Kurniawan et al. conclude that after BCS, patients with mammographic microcalcifications, larger tumor size, and multifocal tumors are more likely to have involved margins. Patients with involved margins, large tumor size, and/or a ductal carcinoma-in-situ component are more likely to have residual disease at reexcision. This information may influence decision on the extent of surgery. However, in an absence of randomized trials, as well as the unknown effect of modern adjuvant targeted agents including trastuzumab and aromatase inhibitors, which are used after completion of this study (2005), is difficult to draw robust conclusions.

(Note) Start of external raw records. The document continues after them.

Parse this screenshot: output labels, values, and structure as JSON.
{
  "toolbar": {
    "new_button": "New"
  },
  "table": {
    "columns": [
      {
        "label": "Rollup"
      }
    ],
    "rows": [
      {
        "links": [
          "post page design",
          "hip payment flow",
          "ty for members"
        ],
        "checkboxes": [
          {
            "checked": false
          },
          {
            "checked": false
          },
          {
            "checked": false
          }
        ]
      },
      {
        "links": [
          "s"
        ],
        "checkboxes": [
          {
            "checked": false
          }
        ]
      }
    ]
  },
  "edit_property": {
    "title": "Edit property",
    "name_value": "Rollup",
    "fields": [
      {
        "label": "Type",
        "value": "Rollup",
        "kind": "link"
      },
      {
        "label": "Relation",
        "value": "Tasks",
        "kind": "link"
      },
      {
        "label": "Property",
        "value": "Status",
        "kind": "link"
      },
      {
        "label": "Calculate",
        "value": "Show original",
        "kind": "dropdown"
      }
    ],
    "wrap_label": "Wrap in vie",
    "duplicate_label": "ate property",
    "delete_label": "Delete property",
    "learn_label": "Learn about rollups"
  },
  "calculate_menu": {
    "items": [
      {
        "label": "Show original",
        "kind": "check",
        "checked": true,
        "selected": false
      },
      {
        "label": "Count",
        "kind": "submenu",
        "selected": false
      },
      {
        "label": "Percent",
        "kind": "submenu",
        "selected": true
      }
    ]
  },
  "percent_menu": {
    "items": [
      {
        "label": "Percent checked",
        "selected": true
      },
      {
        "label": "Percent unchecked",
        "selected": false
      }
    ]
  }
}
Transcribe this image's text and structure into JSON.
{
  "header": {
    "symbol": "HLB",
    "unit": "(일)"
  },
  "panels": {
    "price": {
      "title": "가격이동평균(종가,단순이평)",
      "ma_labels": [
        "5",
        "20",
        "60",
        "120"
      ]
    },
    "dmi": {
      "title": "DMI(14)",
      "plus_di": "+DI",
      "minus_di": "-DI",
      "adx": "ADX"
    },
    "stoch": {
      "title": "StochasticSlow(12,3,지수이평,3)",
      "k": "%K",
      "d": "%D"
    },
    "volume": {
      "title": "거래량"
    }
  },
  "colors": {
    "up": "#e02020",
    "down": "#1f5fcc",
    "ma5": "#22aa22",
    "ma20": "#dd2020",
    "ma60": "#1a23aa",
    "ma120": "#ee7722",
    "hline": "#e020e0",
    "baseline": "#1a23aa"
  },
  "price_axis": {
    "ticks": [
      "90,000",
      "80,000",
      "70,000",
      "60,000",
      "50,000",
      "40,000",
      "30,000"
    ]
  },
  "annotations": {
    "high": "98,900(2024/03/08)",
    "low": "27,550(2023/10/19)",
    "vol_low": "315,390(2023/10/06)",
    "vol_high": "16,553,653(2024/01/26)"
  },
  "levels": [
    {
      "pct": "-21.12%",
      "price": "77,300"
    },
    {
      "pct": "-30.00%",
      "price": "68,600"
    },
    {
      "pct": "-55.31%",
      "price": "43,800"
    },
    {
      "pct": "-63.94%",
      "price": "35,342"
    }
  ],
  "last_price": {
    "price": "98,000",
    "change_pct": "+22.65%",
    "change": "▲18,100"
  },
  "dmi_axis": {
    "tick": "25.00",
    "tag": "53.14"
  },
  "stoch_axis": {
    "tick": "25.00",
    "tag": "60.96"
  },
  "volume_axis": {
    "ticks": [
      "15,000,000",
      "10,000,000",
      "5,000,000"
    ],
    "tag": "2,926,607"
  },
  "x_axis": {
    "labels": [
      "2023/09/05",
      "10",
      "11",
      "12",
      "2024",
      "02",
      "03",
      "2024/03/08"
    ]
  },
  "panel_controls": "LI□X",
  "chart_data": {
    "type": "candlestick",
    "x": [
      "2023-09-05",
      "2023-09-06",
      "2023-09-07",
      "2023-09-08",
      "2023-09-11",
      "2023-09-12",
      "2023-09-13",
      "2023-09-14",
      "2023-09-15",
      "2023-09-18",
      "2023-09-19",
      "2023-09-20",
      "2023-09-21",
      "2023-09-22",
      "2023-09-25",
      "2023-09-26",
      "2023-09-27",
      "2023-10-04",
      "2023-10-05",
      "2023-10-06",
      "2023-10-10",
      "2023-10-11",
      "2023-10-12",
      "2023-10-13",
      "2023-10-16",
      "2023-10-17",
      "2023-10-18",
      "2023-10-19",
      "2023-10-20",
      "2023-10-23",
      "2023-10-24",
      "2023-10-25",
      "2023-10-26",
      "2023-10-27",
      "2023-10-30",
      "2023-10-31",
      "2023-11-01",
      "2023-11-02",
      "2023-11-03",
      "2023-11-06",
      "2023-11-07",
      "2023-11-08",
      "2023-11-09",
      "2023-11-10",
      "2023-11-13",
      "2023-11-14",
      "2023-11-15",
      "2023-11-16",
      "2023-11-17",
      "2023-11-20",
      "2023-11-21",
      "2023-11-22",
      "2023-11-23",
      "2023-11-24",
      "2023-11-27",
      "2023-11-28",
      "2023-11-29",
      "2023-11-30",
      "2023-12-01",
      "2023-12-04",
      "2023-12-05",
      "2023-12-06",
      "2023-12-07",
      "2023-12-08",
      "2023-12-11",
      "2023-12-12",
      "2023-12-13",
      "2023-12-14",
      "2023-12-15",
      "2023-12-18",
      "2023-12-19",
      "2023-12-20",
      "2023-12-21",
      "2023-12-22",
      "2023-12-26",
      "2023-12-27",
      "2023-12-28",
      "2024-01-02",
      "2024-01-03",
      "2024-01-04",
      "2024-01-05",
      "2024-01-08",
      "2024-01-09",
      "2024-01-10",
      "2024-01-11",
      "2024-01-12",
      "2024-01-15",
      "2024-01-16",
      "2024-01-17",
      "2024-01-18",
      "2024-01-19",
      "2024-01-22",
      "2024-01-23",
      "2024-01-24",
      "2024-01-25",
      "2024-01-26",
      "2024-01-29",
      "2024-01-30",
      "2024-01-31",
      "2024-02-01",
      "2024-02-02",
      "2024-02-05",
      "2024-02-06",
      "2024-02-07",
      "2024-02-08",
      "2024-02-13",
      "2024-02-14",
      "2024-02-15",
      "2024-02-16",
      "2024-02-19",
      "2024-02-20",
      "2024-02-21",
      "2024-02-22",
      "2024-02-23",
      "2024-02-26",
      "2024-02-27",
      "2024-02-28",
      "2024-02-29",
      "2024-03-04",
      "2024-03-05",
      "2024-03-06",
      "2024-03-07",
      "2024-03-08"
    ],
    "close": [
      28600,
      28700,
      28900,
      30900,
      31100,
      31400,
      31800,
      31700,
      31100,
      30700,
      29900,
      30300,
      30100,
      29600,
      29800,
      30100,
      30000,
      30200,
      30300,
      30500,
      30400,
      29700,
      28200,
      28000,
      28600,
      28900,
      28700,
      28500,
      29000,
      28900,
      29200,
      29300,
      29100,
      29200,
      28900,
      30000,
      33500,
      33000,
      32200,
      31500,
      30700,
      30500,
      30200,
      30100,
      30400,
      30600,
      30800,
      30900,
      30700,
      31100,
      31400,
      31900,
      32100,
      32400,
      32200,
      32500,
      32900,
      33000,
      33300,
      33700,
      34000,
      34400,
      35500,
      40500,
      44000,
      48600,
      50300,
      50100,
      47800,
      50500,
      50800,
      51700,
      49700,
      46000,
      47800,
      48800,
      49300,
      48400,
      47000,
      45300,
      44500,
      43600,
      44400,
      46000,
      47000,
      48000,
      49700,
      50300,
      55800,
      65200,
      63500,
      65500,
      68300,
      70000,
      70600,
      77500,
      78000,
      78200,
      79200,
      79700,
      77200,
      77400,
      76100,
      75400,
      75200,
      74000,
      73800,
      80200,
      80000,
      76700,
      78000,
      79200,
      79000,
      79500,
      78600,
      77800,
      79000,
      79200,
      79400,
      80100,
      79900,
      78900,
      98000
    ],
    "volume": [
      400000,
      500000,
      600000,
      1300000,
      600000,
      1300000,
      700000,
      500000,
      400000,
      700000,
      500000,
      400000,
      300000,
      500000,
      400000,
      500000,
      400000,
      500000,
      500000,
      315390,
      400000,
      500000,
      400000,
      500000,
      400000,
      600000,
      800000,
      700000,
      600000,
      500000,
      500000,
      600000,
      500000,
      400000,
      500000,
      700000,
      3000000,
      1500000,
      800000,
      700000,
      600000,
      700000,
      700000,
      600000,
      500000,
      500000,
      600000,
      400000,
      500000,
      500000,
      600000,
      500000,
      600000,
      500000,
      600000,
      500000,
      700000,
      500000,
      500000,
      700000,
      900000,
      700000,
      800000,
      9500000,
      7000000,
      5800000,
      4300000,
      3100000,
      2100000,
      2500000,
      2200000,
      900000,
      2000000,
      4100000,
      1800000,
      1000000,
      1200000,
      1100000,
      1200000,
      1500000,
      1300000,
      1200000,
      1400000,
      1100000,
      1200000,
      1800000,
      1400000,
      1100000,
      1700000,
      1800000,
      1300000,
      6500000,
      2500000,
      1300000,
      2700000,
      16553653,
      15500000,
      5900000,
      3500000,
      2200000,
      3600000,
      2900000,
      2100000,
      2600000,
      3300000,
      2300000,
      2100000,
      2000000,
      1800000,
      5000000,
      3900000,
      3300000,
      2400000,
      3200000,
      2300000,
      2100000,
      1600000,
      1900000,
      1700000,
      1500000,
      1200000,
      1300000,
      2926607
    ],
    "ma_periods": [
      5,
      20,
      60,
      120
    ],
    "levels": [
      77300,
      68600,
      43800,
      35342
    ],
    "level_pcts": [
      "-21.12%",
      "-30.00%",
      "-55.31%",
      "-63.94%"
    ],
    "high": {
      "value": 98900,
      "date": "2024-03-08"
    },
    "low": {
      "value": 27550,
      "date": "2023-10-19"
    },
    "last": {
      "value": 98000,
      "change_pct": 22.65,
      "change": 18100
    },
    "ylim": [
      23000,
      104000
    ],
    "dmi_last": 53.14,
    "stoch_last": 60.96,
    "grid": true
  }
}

Although BCS has become a standard of care, caution suggests that we remember the high rates of local ipsilateral and contralateral breast cancer recurrence in specific subgroups.5 Given the recent evidence that locoregional failure may worsen not only recurrence-free survival but also overall survival, a surprising increase of the rate of more aggressive surgery has been observed in the United States.6,7
This increase in the rate of contralateral prophylactic mastectomy or bilateral mastectomy in the United States, which eliminates the risk of positive surgical margins, may suggest surgical overtreatment.7 Basic and clinical evidence increasingly suggests that either the group with the highest risk of recurrence in the ipsilateral breast or the group with a new contralateral cancer is the group of patients who carry mutations in the BRCA1 or BRCA2 genes.8–12 There is no other specific group with an established high risk of local failures to proceed with aggressive breast cancer surgery despite advances in global gene expression research.13
Mutations in the breast cancer BRCA susceptibility genes are involved in carcinogenesis of hereditary breast cancer and can be identified by genetic testing. This testing drives decision making for primary prevention of in healthy women with familial susceptibility to breast cancer. Women with positive BRCA testing benefit from prophylactic surgery, either with bilateral mastectomy or with bilateral salpingo-oophorectomy, which appears to be more effective than intensive screening, including magnetic resonance imaging.14–16 Beyond women with inherited BRCA mutations, carriers of germ-line mutations in the CDH1 gene also face a high risk, approximately 40%, for developing lobular breast cancer.17 Because women with CDH1 mutations face a higher risk of gastric cancer, approximately 70%, preventive interventions include primarily prophylactic gastrectomy for the prevention of poor-prognosis gastric cancer, and secondary protection from breast cancer.17–24
Current advances in the identification of human genetic variation, namely single-nucleotide polymorphisms and copy-number variations that might be responsible for differences in local recurrence risk among patients with breast cancer, might be useful in a clinical setting. Novel research models and clinical algorithms for personalized surgical and adjuvant treatments are proposed not only for breast cancer, but also for other solid tumors.25–27 However, breast cancer is a highly heterogeneous and complex disease with various treatment responses, and there are serious obstacles to overcome before we can reach a practical level of personalized medicine.28–30
Despite major progress in the multimodality treatment, every effort should be made for tumor-free surgical margins. However, beyond appropriate margins, careful selection of women for BCS is required that takes into consideration conventional clinicopathologic factors, family history, impact of effectiveness of modern adjuvant systemic treatment on locoregional tumor control, and BRCA testing.